The remaining sticking point concerns Iran’s demand that the International Atomic Energy Agency (IAEA) end its investigation of uranium particles that the agency found at three sites in 2019. As reported by The Wall Street Journal, the EU’s latest text offers assurance that if Iran answers the IAEA’s questions “with a view to clarifying them,” the United States and other parties to the agreement would urge the IAEA to close its investigation. This clause is probably what Mohammad Marandi, an adviser to the Iranian negotiating team, meant when he told Al-Monitor that Iran had won key concessions. 

The loophole language “with a view to clarifying” implies that full clarification may not be forthcoming. Indeed, it is extremely unlikely that Iran would ever admit that the undeclared uranium particles were related to past nuclear weapons work. The United States and its partners, as well as the IAEA, know this.
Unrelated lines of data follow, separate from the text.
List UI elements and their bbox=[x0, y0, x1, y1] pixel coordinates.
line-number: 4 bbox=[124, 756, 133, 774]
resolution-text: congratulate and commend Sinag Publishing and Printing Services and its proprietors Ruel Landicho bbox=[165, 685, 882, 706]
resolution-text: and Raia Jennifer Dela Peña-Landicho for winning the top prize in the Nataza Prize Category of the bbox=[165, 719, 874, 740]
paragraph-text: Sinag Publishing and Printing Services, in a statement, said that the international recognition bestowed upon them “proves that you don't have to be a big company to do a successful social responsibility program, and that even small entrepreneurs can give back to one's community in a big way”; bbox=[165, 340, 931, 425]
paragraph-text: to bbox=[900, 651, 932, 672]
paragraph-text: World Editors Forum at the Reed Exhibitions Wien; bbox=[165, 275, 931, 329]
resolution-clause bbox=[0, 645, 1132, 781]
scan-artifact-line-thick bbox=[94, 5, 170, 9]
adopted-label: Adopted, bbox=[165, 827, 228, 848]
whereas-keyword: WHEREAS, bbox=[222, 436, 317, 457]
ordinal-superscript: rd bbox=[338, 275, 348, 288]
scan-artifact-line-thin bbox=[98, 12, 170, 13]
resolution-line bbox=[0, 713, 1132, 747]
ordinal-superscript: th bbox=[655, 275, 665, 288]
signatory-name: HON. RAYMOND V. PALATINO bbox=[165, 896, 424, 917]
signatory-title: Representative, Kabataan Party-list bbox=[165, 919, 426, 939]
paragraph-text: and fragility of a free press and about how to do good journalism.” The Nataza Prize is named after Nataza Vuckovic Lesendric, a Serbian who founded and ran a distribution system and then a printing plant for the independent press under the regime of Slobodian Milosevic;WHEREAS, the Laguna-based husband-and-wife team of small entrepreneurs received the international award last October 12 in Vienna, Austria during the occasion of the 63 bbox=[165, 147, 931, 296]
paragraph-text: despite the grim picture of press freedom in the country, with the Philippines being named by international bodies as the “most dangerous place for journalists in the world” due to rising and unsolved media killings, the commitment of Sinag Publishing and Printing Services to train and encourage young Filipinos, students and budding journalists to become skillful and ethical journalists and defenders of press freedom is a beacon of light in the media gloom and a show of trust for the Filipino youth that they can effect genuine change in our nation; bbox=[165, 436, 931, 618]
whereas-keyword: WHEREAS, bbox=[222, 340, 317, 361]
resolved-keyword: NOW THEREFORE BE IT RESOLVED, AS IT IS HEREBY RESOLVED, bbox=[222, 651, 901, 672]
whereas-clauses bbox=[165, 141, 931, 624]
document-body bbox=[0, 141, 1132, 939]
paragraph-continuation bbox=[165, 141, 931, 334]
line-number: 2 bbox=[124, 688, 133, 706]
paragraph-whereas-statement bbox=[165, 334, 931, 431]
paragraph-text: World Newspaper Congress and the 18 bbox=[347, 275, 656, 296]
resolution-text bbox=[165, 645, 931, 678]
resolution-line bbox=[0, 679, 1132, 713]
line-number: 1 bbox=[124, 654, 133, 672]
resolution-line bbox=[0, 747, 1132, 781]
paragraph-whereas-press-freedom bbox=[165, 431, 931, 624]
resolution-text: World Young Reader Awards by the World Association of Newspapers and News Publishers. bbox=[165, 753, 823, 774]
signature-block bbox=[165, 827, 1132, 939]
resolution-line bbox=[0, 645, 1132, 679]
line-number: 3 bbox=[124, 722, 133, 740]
They also understand it would be pointless to forego the possible revival of the nuclear deal just because Iran will not confess to what is well known to have been the case. 
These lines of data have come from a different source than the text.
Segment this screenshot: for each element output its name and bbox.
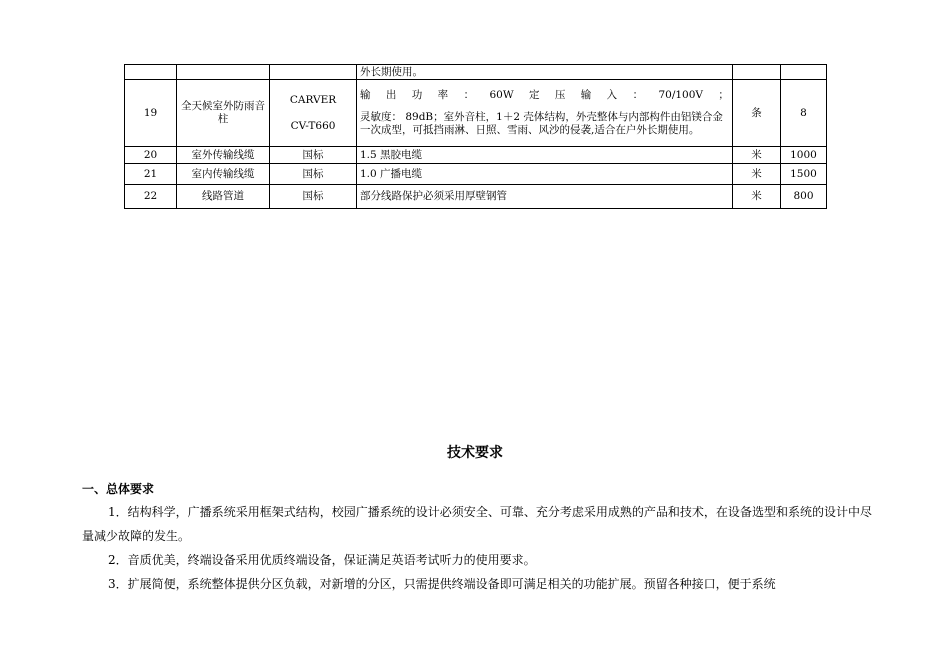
cell-name: 线路管道	[177, 185, 270, 209]
desc-spread-line: 输 出 功 率 ： 60W 定 压 输 入 ： 70/100V ；	[360, 89, 729, 101]
cell-model	[270, 65, 357, 80]
model-line: CV-T660	[290, 120, 336, 132]
model-line: CARVER	[289, 94, 337, 106]
cell-qty: 8	[781, 80, 827, 147]
cell-model: 国标	[270, 164, 357, 185]
paragraph-3: 3．扩展简便，系统整体提供分区负载，对新增的分区，只需提供终端设备即可满足相关的功能扩展。预留各种接口，便于系统	[108, 577, 776, 591]
cell-model	[270, 80, 357, 147]
cell-name: 全天候室外防雨音柱	[177, 80, 270, 147]
table-row	[125, 164, 827, 185]
cell-name: 室外传输线缆	[177, 147, 270, 164]
cell-no	[125, 65, 177, 80]
cell-no: 21	[125, 164, 177, 185]
cell-name	[177, 65, 270, 80]
cell-desc: 部分线路保护必须采用厚壁钢管	[357, 185, 733, 209]
desc-text: 灵敏度： 89dB；室外音柱，1＋2 壳体结构，外壳整体与内部构件由铝镁合金一次成型，可抵挡雨淋、日照、雪雨、风沙的侵袭,适合在户外长期使用。	[360, 111, 723, 136]
cell-qty: 1500	[781, 164, 827, 185]
paragraph-1: 1．结构科学，广播系统采用框架式结构，校园广播系统的设计必须安全、可靠、充分考虑采用成熟的产品和技术，在设备选型和系统的设计中尽量减少故障的发生。	[82, 505, 872, 543]
cell-qty: 800	[781, 185, 827, 209]
table-row	[125, 147, 827, 164]
cell-no: 19	[125, 80, 177, 147]
cell-no: 22	[125, 185, 177, 209]
cell-desc: 外长期使用。	[357, 65, 733, 80]
cell-desc: 1.5 黑胶电缆	[357, 147, 733, 164]
cell-desc: 1.0 广播电缆	[357, 164, 733, 185]
cell-qty: 1000	[781, 147, 827, 164]
cell-unit: 条	[733, 80, 781, 147]
table-row	[125, 80, 827, 147]
section-title: 技术要求	[447, 445, 503, 461]
heading-general-requirements: 一、总体要求	[82, 482, 155, 496]
cell-model: 国标	[270, 185, 357, 209]
cell-unit: 米	[733, 147, 781, 164]
cell-qty	[781, 65, 827, 80]
cell-model: 国标	[270, 147, 357, 164]
table-row	[125, 185, 827, 209]
paragraph-2: 2．音质优美，终端设备采用优质终端设备，保证满足英语考试听力的使用要求。	[108, 553, 536, 567]
cell-unit	[733, 65, 781, 80]
cell-desc	[357, 80, 733, 147]
table-row	[125, 65, 827, 80]
cell-unit: 米	[733, 185, 781, 209]
cell-no: 20	[125, 147, 177, 164]
cell-unit: 米	[733, 164, 781, 185]
cell-name: 室内传输线缆	[177, 164, 270, 185]
equipment-table	[124, 64, 827, 209]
As much as the IAEA would like to have a complete picture of how the uranium particles in question got there, the more important issue concerns the current whereabouts of the uranium and any associated equipment. This is the issue that cuts to the heart of the IAEA’s safeguards responsibility: to confirm that all nuclear material and activity in Iran is not being diverted for military use. If Iran can prove that the previously unreported uranium is now under IAEA safeguards, then the agency’s core mission will be fulfilled.  

Assuring the peaceful purpose of current and future nuclear activity in Iran was a central thesis of the 2015 deal. Back then, the IAEA agreement to close its investigation of past nuclear activity of a “possible military dimension” (PMD) was an Iranian condition for JCPOA implementation.  Even though Iran’s answers about past activity were insufficient, a political judgment was made to close the file since the IAEA and Western intelligence agencies in any case had a good picture of those past activities. 
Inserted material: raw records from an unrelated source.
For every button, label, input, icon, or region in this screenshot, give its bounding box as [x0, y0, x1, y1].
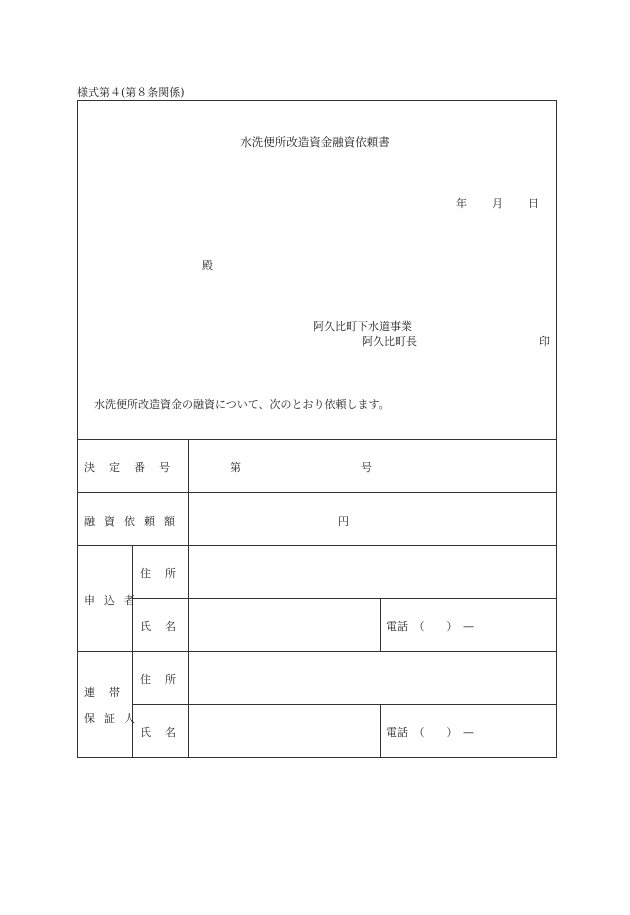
date-year: 年 — [456, 197, 467, 210]
row-divider — [77, 492, 557, 493]
date-day: 日 — [528, 197, 539, 210]
form-frame — [77, 100, 557, 758]
applicant-phone: 電話 （ ） — — [386, 620, 474, 633]
guarantor-name-label: 氏名 — [140, 726, 190, 739]
form-title: 水洗便所改造資金融資依頼書 — [240, 135, 390, 149]
requester-organization: 阿久比町下水道事業 — [313, 320, 412, 333]
decision-number-prefix: 第 — [230, 461, 241, 474]
decision-number-suffix: 号 — [361, 461, 372, 474]
decision-number-label: 決定番号 — [84, 461, 184, 474]
guarantor-address-label: 住所 — [140, 673, 190, 686]
loan-amount-unit: 円 — [338, 515, 349, 528]
applicant-label: 申込者 — [84, 594, 144, 607]
request-body-text: 水洗便所改造資金の融資について、次のとおり依頼します。 — [94, 398, 390, 411]
table-top-border — [77, 439, 557, 440]
guarantor-label-line1: 連帯 — [84, 686, 134, 699]
label-column-divider — [188, 439, 189, 758]
row-divider — [77, 651, 557, 652]
applicant-name-label: 氏名 — [140, 620, 190, 633]
form-number: 様式第４(第８条関係) — [77, 86, 185, 99]
requester-position: 阿久比町長 — [362, 335, 417, 348]
date-month: 月 — [492, 197, 503, 210]
guarantor-label-line2: 保証人 — [84, 712, 144, 725]
row-divider — [132, 704, 557, 705]
phone-column-divider — [380, 704, 381, 758]
seal-mark: 印 — [539, 335, 550, 348]
applicant-address-label: 住所 — [140, 567, 190, 580]
row-divider — [77, 545, 557, 546]
loan-amount-label: 融資依頼額 — [84, 515, 184, 528]
group-column-divider — [132, 545, 133, 758]
row-divider — [132, 598, 557, 599]
addressee-suffix: 殿 — [202, 259, 213, 272]
phone-column-divider — [380, 598, 381, 651]
guarantor-phone: 電話 （ ） — — [386, 726, 474, 739]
A difference between the PMD issue and today’s IAEA investigation into the uranium particles is that the latter concerns the IAEA’s core role of safeguarding nuclear material. Whatever it decides to do about probing the past, it cannot forego knowing where the uranium is now. 

It is possible that the uranium in question subsequently found its way into stockpiles that are currently under IAEA watch. If so, Iran should be able to provide the answers that would allow JCPOA restoration. If the material is not currently being safeguarded, then Iran is likely to continue to obfuscate and stall. It may, in any case, revive previous demands about assurances over sanctions removal and other matters. It should be possible, however, for Iran to come clean about the uranium’s current whereabouts without confessing to past violations. 

Those in the West who have always been critical of the JCPOA will howl at the suggestion that Iran’s past violations can be overlooked. They themselves, however, overlook the consequences of their condemnation of the 2015 deal. By reneging on it, Trump goaded Iran into discarding the limits on uranium enrichment, to the point that the “breakout” time is below the margin of error for timely detection. Within a couple of weeks, Iran could produce enough highly enriched uranium for a nuclear bomb. To be able to restore a timely detection period, the United States will inevitably have to pay a penalty for Trump’s withdrawal.  

Regional and global security will be best served if Iran returns to JCPOA enrichment limits and transparency. While in an alternative universe one might prefer that Iran had no nuclear material at all, IAEA confirmation that all nuclear material Iran does have is in peaceful use is worth accepting the compromise in the EU final text.